Ofschoon er in deze ontheemding van muzikale inhoud zeker een gevaar schuilt, is dit toch geen modeverschijnsel maar een teken dat standhoudt en dat zelfs laat zien wat er werkelijk speelt in muziek en welke plaats de inhoud ervan inneemt.

Misschien heeft Kafka in zijn boek Der Prozess een dergelijke plaats beschreven in de legende die de gevangeniskapelaan aan Josef K. vertelt. De legende speelt zich af buiten, voor de poort die toegang geeft tot de Wet. Een man dient zich aan bij de poortwachter en vraagt hem of hij mag binnentreden. Maar de poortwachter kan de man de toegang nu niet toestaan. Daarop besluit de man te wachten. Hij brengt vervolgens, zittend naast de poort die altijd openstaat, zijn leven door; schijnbaar zonder toekomst, zonder verleden, zonder ontwikkeling dus, maar toch niet willekeurig: hij weet zich een leven lang gebonden aan zijn plaats bij de entree. Deze positie wordt door de poortwachter aan het eind van zijn leven bevestigd: deze ingang was alleen voor de man bestemd, ook al mocht hij er nooit binnengaan.

De plaats ›buiten‹ is de uitkomst van een levensbestemming die niet samenvalt met het leven zelf, maar ook niet met de eigenlijke bestemming. Die plaats is altijd poort, entree, stoep of drempel. En zo’n plek lijkt voor ons leven wat uit te maken en daarmee voor de zin ervan. Inhoud van een leven verkeert in permanente over- of doorgang. Kwaliteit is geen ding op zich. Objectiviteit is hier net zo vreemd als subjectiviteit en inhoud is hier net zo vreemd als vorm. Deze plaats is radicaal, rudimentair en elementair.

Het element
Inhoud is vluchtig als gas. Zo kan inhoud ›slechts‹ in de terloopsheid van een gesprek ter sprake komen. Het is als een tasten over huid: men kan het betasten en voelen maar alleen zó van dichtbij dat er nooit een overzicht verkregen wordt. Maar huid verbergt niets dat verkregen moet worden. Men kan menen erin op te gaan, maar men gaat op in de eigen genieting van een structuur die, nooit hetzelfde, zich plooi na plooi uitstrekt. Verwar niet genieting met subjectieve voorkeur: door te genieten vormt zich pas iets als een subject!

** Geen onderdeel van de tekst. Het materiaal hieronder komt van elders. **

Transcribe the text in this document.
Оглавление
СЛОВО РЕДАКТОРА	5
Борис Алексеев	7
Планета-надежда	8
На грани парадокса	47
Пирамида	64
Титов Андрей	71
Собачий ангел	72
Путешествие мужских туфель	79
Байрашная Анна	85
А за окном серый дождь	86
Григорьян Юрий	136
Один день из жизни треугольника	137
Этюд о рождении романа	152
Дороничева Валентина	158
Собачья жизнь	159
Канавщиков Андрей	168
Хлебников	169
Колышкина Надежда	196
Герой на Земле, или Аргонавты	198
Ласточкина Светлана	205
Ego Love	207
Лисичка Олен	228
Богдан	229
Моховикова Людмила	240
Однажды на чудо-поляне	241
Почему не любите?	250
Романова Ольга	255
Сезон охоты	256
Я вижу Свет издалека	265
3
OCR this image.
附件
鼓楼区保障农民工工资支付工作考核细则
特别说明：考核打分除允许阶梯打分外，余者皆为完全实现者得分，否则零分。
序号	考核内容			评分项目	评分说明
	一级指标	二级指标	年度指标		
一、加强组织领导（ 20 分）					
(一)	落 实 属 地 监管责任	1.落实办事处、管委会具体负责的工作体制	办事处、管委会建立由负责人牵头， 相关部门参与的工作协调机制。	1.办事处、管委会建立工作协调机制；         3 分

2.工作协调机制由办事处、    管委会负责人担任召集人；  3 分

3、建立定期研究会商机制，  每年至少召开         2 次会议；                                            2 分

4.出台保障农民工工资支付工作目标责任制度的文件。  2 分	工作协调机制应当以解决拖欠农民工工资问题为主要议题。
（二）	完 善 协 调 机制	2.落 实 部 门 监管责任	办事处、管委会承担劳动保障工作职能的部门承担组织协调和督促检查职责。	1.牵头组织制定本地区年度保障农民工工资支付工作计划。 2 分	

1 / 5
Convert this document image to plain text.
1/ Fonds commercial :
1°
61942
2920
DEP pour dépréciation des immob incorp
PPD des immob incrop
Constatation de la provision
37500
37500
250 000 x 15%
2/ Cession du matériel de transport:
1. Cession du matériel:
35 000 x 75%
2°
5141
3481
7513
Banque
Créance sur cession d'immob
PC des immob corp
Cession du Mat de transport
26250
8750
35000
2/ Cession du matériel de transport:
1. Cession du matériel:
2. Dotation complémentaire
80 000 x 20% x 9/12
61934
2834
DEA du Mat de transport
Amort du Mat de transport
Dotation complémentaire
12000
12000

Zo ook lijkt inhoud van moderne, ›hedendaagse‹ muziek zich in structuren af te spelen. Maar is structuur niet afhankelijk van een muzikaal-elementaire wereld die het tasten, de werkzaamheid van een hand, vooronderstelt? Zo’n werkelijkheid van een wereld van elementen is werkelijker dan de structuur die zij lijkt te vormen. De genieting geniet van het element als ›loutere kwaliteit‹. Het element draagt de structuur niet, maar ontsnapt eraan terwijl het de structuur plooit.

Het muzikale denken waarvan hier sprake is, had weliswaar het element ontdekt in de organisatie van massa’s, punten, beweging, stilstand, om maar wat te noemen, die de ruimte van een compositie vult, maar hij diende primair als object voor vorm- en structuurontwerpen. Zonder dat men zich begaf temidden van de elementen legde men van boven af een inhoud op die zich zou aftekenen in de contouren en begrenzingen van een compositie. Maar deze oppervlakte- en vormstructuur reflecteert slechts de rationaliteit en de souvereiniteit van de componist of zijn uitvoerder. De noodzaak drong zich op van hieruit een brug te slaan naar de luisteraar, alsof die relatie ook nog geconstrueerd moest worden. Voor iemand als Rudolf Escher was een dergelijke geforceerde relatie onacceptabel, zoals blijkt uit zijn belangrijke – en ondergewaardeerde – bijdrage als analyticus en theoreticus aan de ›logos‹ van de musicologie.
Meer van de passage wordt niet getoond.